The placenta provides oxygen, water and nutrients to the fetus during pregnancy. It also removes carbon dioxide and other waste products through the mothers system for excretion. The placenta has been described as a pancake-shaped organ that attaches to the inside of the uterus and is connected to the fetus by the umbilical cord. The placenta produces estrogen and progesterone. The placenta also produces hCG. This hormone is what is tested for when you take a pregnancy test to determine if you are pregnant or not. The placenta is expelled from the uterus in a process called the after-birth.
The umbilical cord is what connects your baby to the placenta. The umbilical cord contains three vessels: two arteries and one vein. The two arteries carry blood from the baby to the placenta and the vein carries blood back to the baby. It can grow to be 60 cm long, allowing the baby enough cord to safely move around without causing damage to the cord or the placenta. After the baby is born, the cord is cut, which the father or partner may wish to do! The remaining section will heal and form the baby’s belly button. During pregnancy you may find out the umbilical cord is in a knot, or is wrapped around a part of your baby’s body.
Delayed cord clamping is when the umbilical cord is not clamped or cut until it has stopped pulsing or until the placenta has been delivered. The studies have shown that if clamping of the cord is delayed, then the newborn will receive 30% more of the fetal-placental blood volume compared to if the cord was clamped immediately after birth.
Allowing your newborn to receive that extra fetal-placental blood volume brings several benefits including a normal and healthy amount of blood so your newborn can transition into the world outside of the womb. It also provides stem cells, immune cells, and red blood cells.
Years ago the common practice was to immediately clamp and cut the umbilical cord after the birth of the newborn to help prevent postpartum hemorrhage. Years later, and after research, it was learned that cutting the umbilical cord immediately after the birth of the newborn had no effect on postpartum hemorrhaging. Although the research showed this, the practice was and is still standard today.

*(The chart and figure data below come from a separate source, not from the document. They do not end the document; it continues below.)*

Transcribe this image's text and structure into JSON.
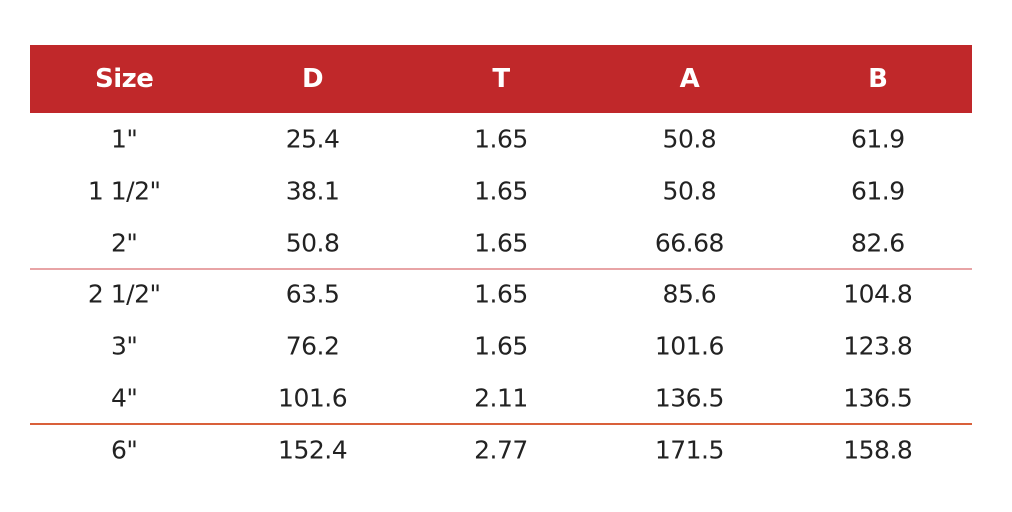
{
  "table": {
    "header": [
      "Size",
      "D",
      "T",
      "A",
      "B"
    ],
    "rows": [
      [
        "1\"",
        "25.4",
        "1.65",
        "50.8",
        "61.9"
      ],
      [
        "1 1/2\"",
        "38.1",
        "1.65",
        "50.8",
        "61.9"
      ],
      [
        "2\"",
        "50.8",
        "1.65",
        "66.68",
        "82.6"
      ],
      [
        "2 1/2\"",
        "63.5",
        "1.65",
        "85.6",
        "104.8"
      ],
      [
        "3\"",
        "76.2",
        "1.65",
        "101.6",
        "123.8"
      ],
      [
        "4\"",
        "101.6",
        "2.11",
        "136.5",
        "136.5"
      ],
      [
        "6\"",
        "152.4",
        "2.77",
        "171.5",
        "158.8"
      ]
    ]
  }
}
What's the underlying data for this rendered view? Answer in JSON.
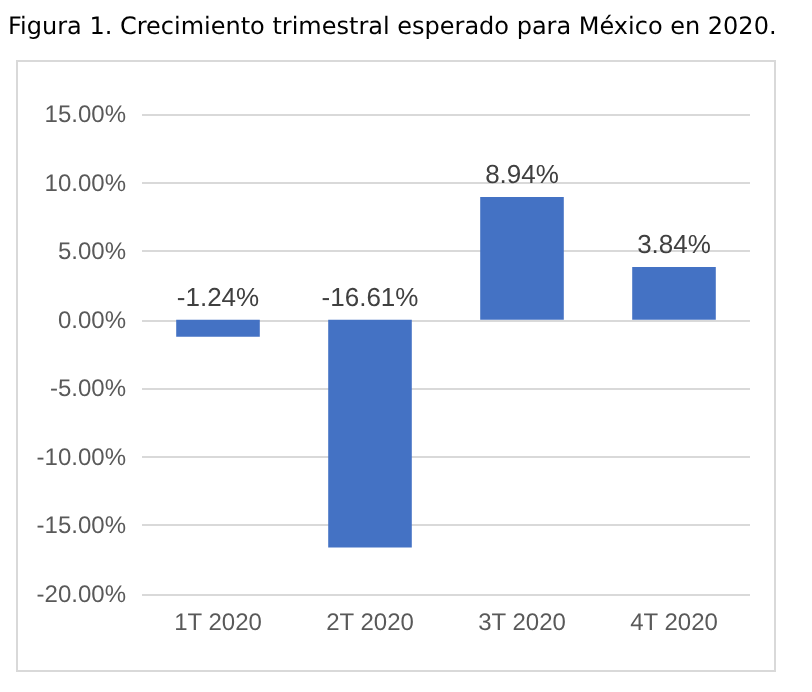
{
  "chart_data": {
    "type": "bar",
    "title": "Figura 1. Crecimiento trimestral esperado para México en 2020.",
    "categories": [
      "1T 2020",
      "2T 2020",
      "3T 2020",
      "4T 2020"
    ],
    "values": [
      -1.24,
      -16.61,
      8.94,
      3.84
    ],
    "value_labels": [
      "-1.24%",
      "-16.61%",
      "8.94%",
      "3.84%"
    ],
    "color": "#4472c4",
    "ylim": [
      -20,
      15
    ],
    "yticks": [
      {
        "value": -20,
        "label": "-20.00%"
      },
      {
        "value": -15,
        "label": "-15.00%"
      },
      {
        "value": -10,
        "label": "-10.00%"
      },
      {
        "value": -5,
        "label": "-5.00%"
      },
      {
        "value": 0,
        "label": "0.00%"
      },
      {
        "value": 5,
        "label": "5.00%"
      },
      {
        "value": 10,
        "label": "10.00%"
      },
      {
        "value": 15,
        "label": "15.00%"
      }
    ],
    "grid": "y"
  }
}
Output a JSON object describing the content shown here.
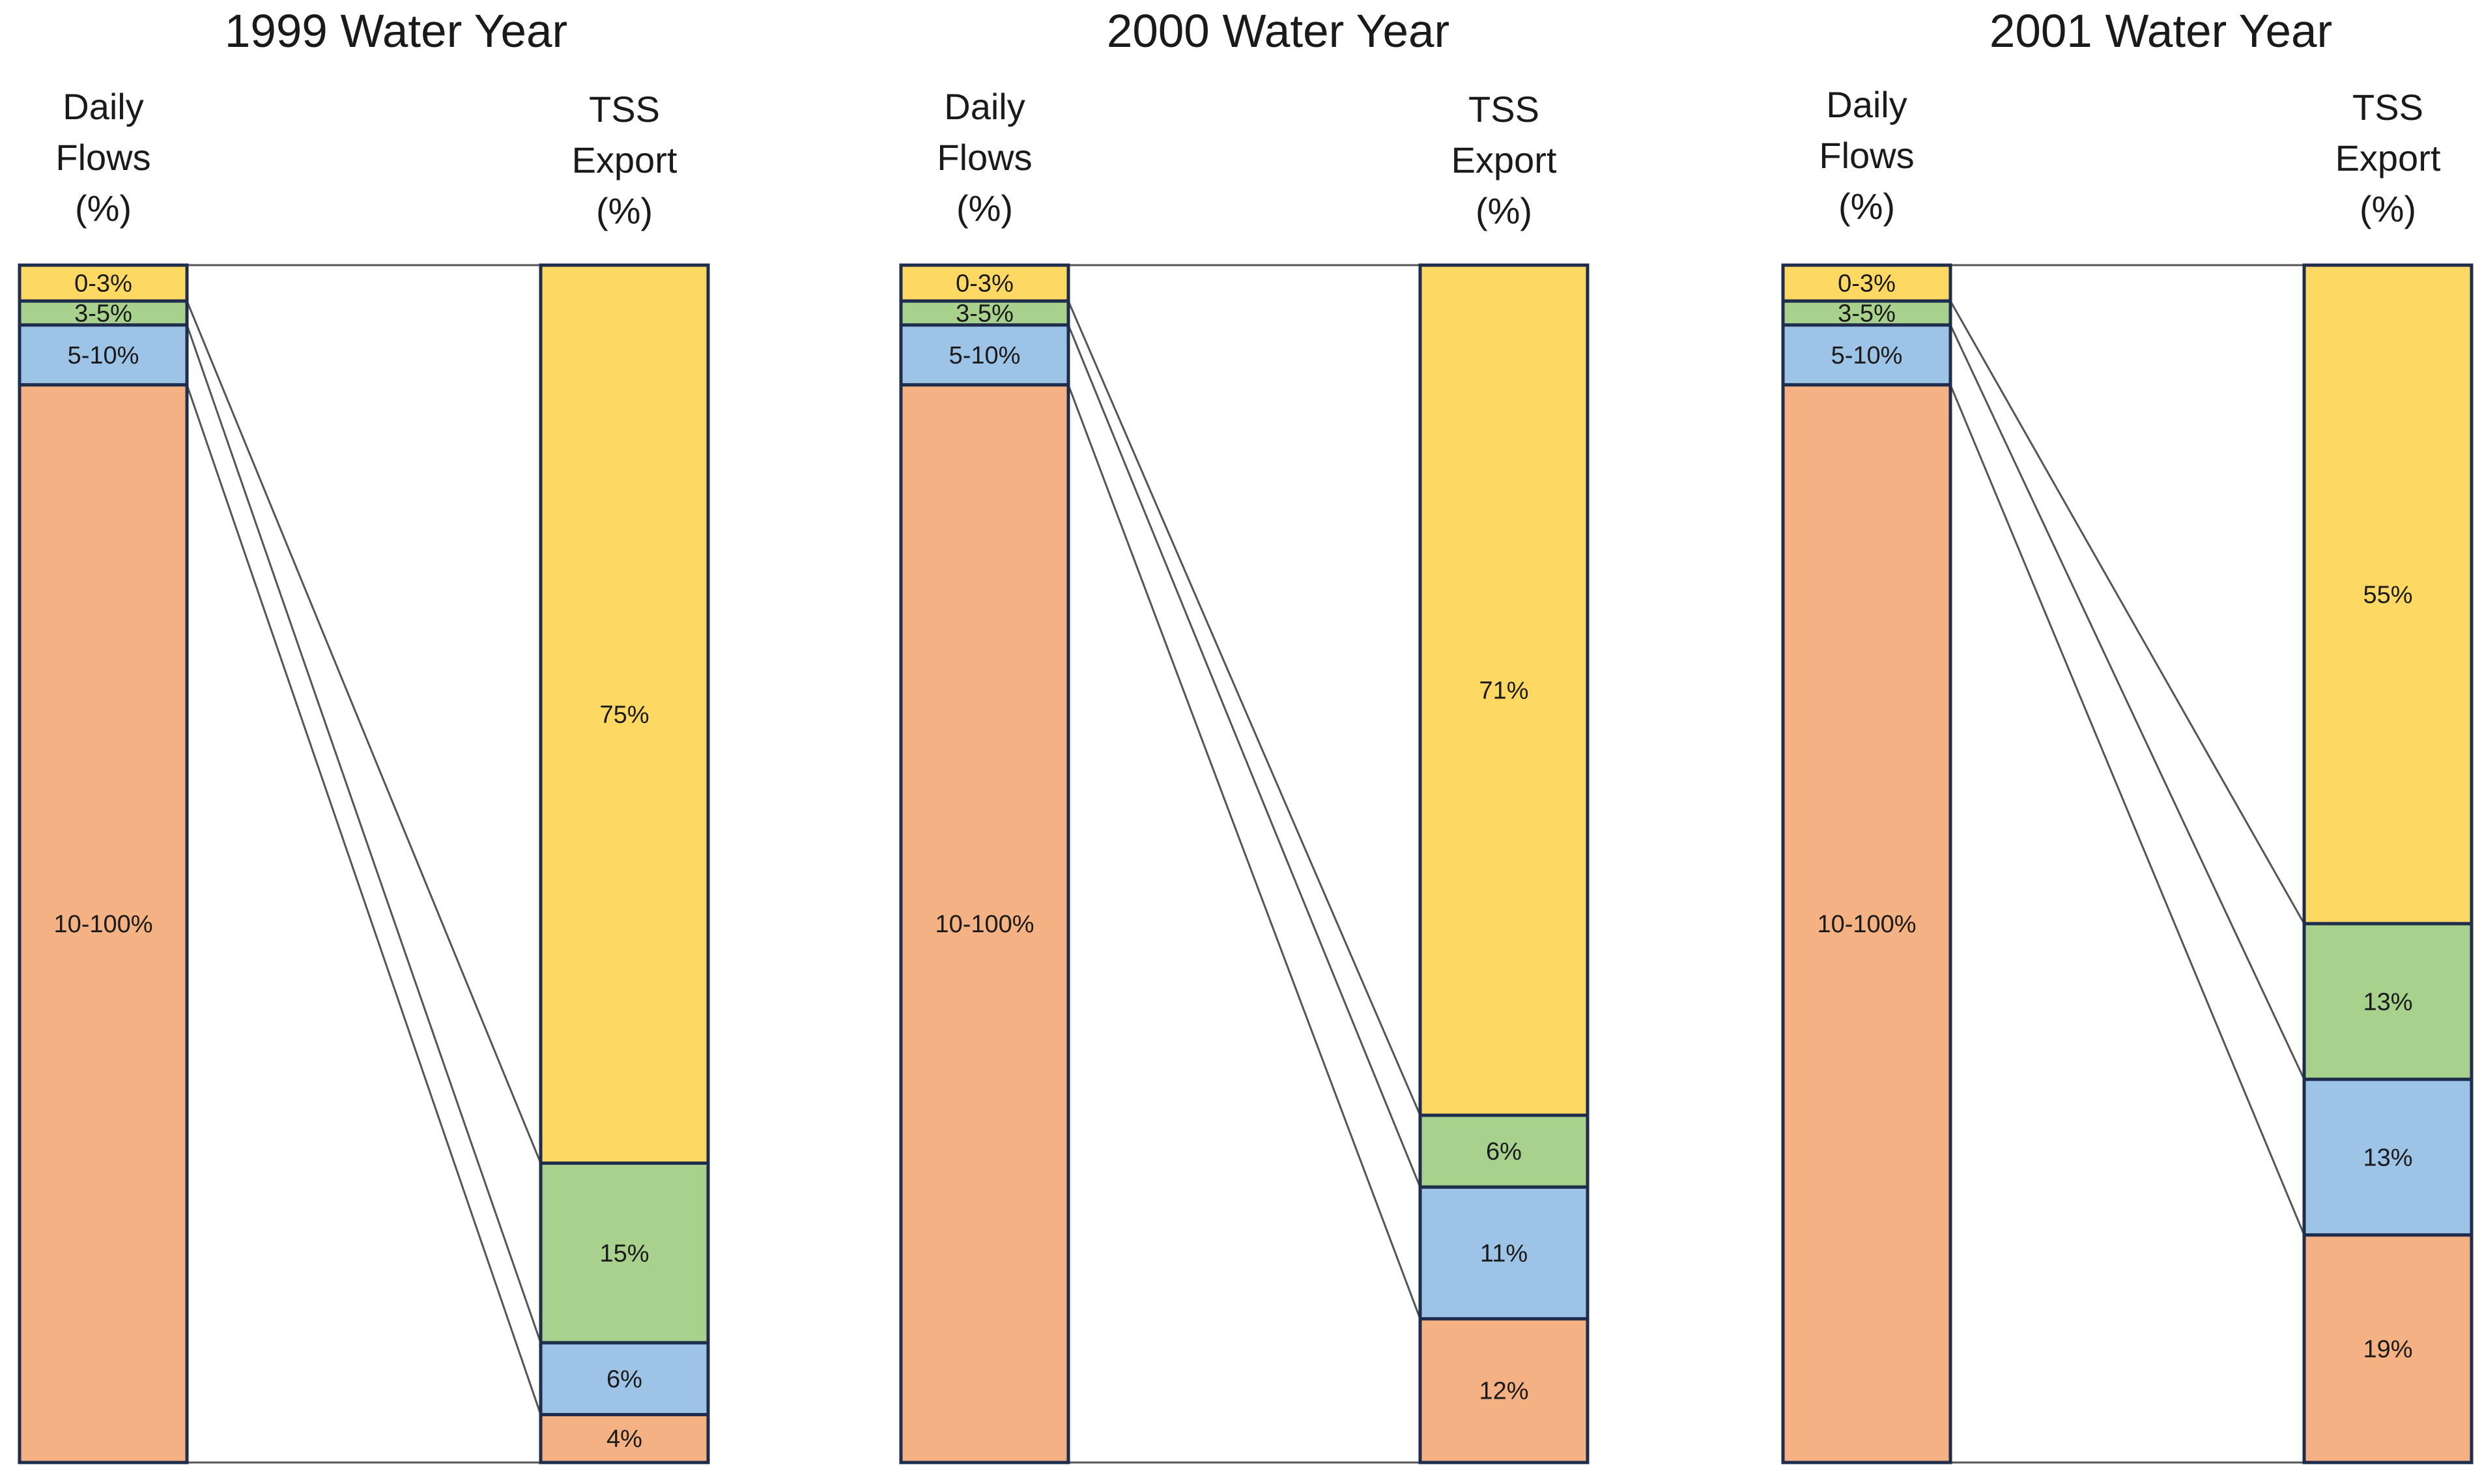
{
  "chart_data": [
    {
      "type": "stacked_bar_comparison",
      "title": "1999 Water Year",
      "left_axis_label": [
        "Daily",
        "Flows",
        "(%)"
      ],
      "right_axis_label": [
        "TSS",
        "Export",
        "(%)"
      ],
      "categories": [
        "0-3%",
        "3-5%",
        "5-10%",
        "10-100%"
      ],
      "daily_flows_pct": [
        3,
        2,
        5,
        90
      ],
      "tss_export_pct": [
        75,
        15,
        6,
        4
      ],
      "tss_labels": [
        "75%",
        "15%",
        "6%",
        "4%"
      ]
    },
    {
      "type": "stacked_bar_comparison",
      "title": "2000 Water Year",
      "left_axis_label": [
        "Daily",
        "Flows",
        "(%)"
      ],
      "right_axis_label": [
        "TSS",
        "Export",
        "(%)"
      ],
      "categories": [
        "0-3%",
        "3-5%",
        "5-10%",
        "10-100%"
      ],
      "daily_flows_pct": [
        3,
        2,
        5,
        90
      ],
      "tss_export_pct": [
        71,
        6,
        11,
        12
      ],
      "tss_labels": [
        "71%",
        "6%",
        "11%",
        "12%"
      ]
    },
    {
      "type": "stacked_bar_comparison",
      "title": "2001 Water Year",
      "left_axis_label": [
        "Daily",
        "Flows",
        "(%)"
      ],
      "right_axis_label": [
        "TSS",
        "Export",
        "(%)"
      ],
      "categories": [
        "0-3%",
        "3-5%",
        "5-10%",
        "10-100%"
      ],
      "daily_flows_pct": [
        3,
        2,
        5,
        90
      ],
      "tss_export_pct": [
        55,
        13,
        13,
        19
      ],
      "tss_labels": [
        "55%",
        "13%",
        "13%",
        "19%"
      ]
    }
  ],
  "colors": {
    "seg_0_3": "#FDD964",
    "seg_3_5": "#A9D18E",
    "seg_5_10": "#9DC3E6",
    "seg_10_100": "#F4B183",
    "bar_border": "#1F2D4D",
    "connector": "#555555"
  }
}
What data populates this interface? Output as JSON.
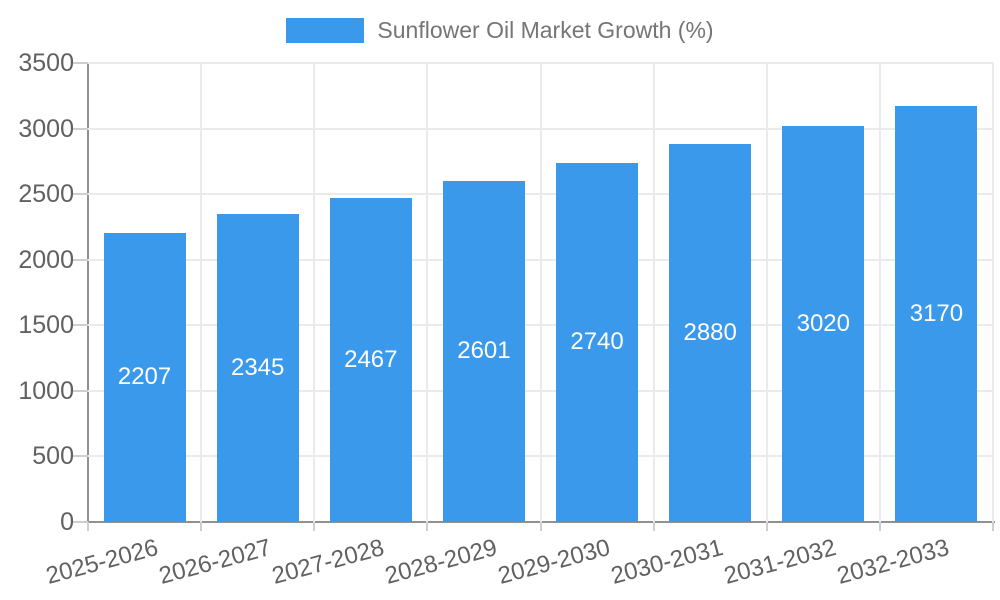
{
  "legend": {
    "label": "Sunflower Oil Market Growth (%)",
    "swatch_color": "#3B99EC",
    "position": "top-center"
  },
  "chart_data": {
    "type": "bar",
    "title": "Sunflower Oil Market Growth (%)",
    "categories": [
      "2025-2026",
      "2026-2027",
      "2027-2028",
      "2028-2029",
      "2029-2030",
      "2030-2031",
      "2031-2032",
      "2032-2033"
    ],
    "values": [
      2207,
      2345,
      2467,
      2601,
      2740,
      2880,
      3020,
      3170
    ],
    "xlabel": "",
    "ylabel": "",
    "ylim": [
      0,
      3500
    ],
    "yticks": [
      0,
      500,
      1000,
      1500,
      2000,
      2500,
      3000,
      3500
    ],
    "grid": "horizontal-and-vertical",
    "legend_position": "top",
    "bar_color": "#3B99EC",
    "value_label_color": "#FFFFFF",
    "x_label_rotation_deg": -15
  },
  "colors": {
    "background": "#FFFFFF",
    "gridline": "#EBEBEB",
    "axis_line": "#919191",
    "tick_mark": "#CFCFCF",
    "axis_label_text": "#616161",
    "legend_text": "#757575"
  }
}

Research has shown that delayed cord clamping will allow greater neurodevelopment benefits, decreased risk of anemia, increased blood volume, and better outcomes for pre-term babies.
A common practice for breastfed babies is to supplement with iron. Breast milk is naturally low in iron and to make sure babies
don’t suffer or become ill, it is recommended to supplement with iron. Research and studies have shown that the natural transfusion of blood through the umbilical cord delivers a large amount of iron to the baby. Even waiting just a few minutes before clamping or cutting the umbilical cord can increase iron levels for the newborn substantially.
If a pre-term baby is delivered, there has been research and studies done to show that delaying cord clamping or cutting by just a few minutes allow pre-term babies to have a much better blood pressure a few days after birth. This means less drugs may need to be used, less transfusions may need to be done, and the overall time a pre-term baby may spend in the intensive care unit will be less.
Delayed cord clamping leaves the cord alone after birth and avoids disrupting the normal birth process. While the cord is pulsating, placental transfusion is supplying the baby with oxygen, nutrients and an increased blood volume to support the transition to life outside the womb.
Delayed cord clamping brings many benefits to the newborn baby including higher number of red blood cells, stem cells, and immune cells at birth. In premature or compromised babies, delayed cord clamping may provide essential life support, restore blood volume, and protect against organ damage, brain injury, and death.